How to Include Young Children In Writing Activities

Nervous about including your little ones or beginning writers in writing activities?

First of all, you absolutely don’t have to. So just drop the guilt and hop back into your very soft chair, Mama Bear! Don’t give up on writing just yet… but come back to it after a nice walk in the woods.
(Are you still here? Okay, fantastic! Grab your bowl of porridge and read on.)

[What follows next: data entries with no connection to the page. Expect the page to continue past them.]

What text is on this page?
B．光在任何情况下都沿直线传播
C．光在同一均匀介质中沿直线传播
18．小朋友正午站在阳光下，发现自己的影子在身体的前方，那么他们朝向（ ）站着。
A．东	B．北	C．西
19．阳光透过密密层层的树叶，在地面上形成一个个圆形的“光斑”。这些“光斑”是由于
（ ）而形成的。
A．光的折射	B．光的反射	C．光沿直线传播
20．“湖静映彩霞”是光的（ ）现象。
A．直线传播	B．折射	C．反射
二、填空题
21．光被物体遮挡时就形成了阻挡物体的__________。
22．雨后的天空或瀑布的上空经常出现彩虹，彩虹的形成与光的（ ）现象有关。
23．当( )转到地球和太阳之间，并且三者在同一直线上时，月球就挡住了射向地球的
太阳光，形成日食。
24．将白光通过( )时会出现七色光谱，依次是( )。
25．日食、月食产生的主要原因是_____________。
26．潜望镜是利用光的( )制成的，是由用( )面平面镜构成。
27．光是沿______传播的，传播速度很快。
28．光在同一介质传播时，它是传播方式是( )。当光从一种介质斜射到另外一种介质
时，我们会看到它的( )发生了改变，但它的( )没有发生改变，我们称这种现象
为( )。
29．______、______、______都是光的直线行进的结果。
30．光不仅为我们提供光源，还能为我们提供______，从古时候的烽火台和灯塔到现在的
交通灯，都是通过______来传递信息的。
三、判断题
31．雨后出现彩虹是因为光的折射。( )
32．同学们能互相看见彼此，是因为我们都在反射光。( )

Secondly, you absolutely can. Just don’t smother it with overly-fluffy expectations. The goal is to encourage enjoyment of writing. So enjoy it! Find something that will work naturally for you and your child and do that. If you haven’t found it yet, keep looking. Think of it like a treasure hunt rather than a wild goose chase. Try something and if doesn’t work, move on to the next thing.

Here are some ideas:

  1. Dictation. Your child tells you what they want to write, and you write it down for them. Sometimes you have to talk them through it a bit and that’s just fine. They’re developing their voice*, and meanwhile, you’re modeling the writing process for them*, which can benefit them in the long run!
  2. You dictate, they draw pictures! You can even sit with them and add your own pictures as time allows.
  3. You dictate most of it, but have them trace a few of the words. Maybe the story has the word “armadillo” in it, or even “cat.” Write the word on a separate piece of paper and have them trace it or copy it.
  4. Pare the activity back so they can do it themselves. If the list is Five Foods I Like, change it to two or three foods. If it’s a two part activity, just do the first part.
  5. Do the activity side-by-side. There’s comfort in solidarity! Sometimes an inexperienced or unsure writer just needs to see what to do. So do it next to them! You might be surprised how much encouragement they will take from doing an activity with someone they love. It’s also some sweet time for the two of you to spend together.

Rule of thumb: If they’re enjoying the process, keep going! Just try to stop before they’re tired so the activity ends with them (and you) wanting more.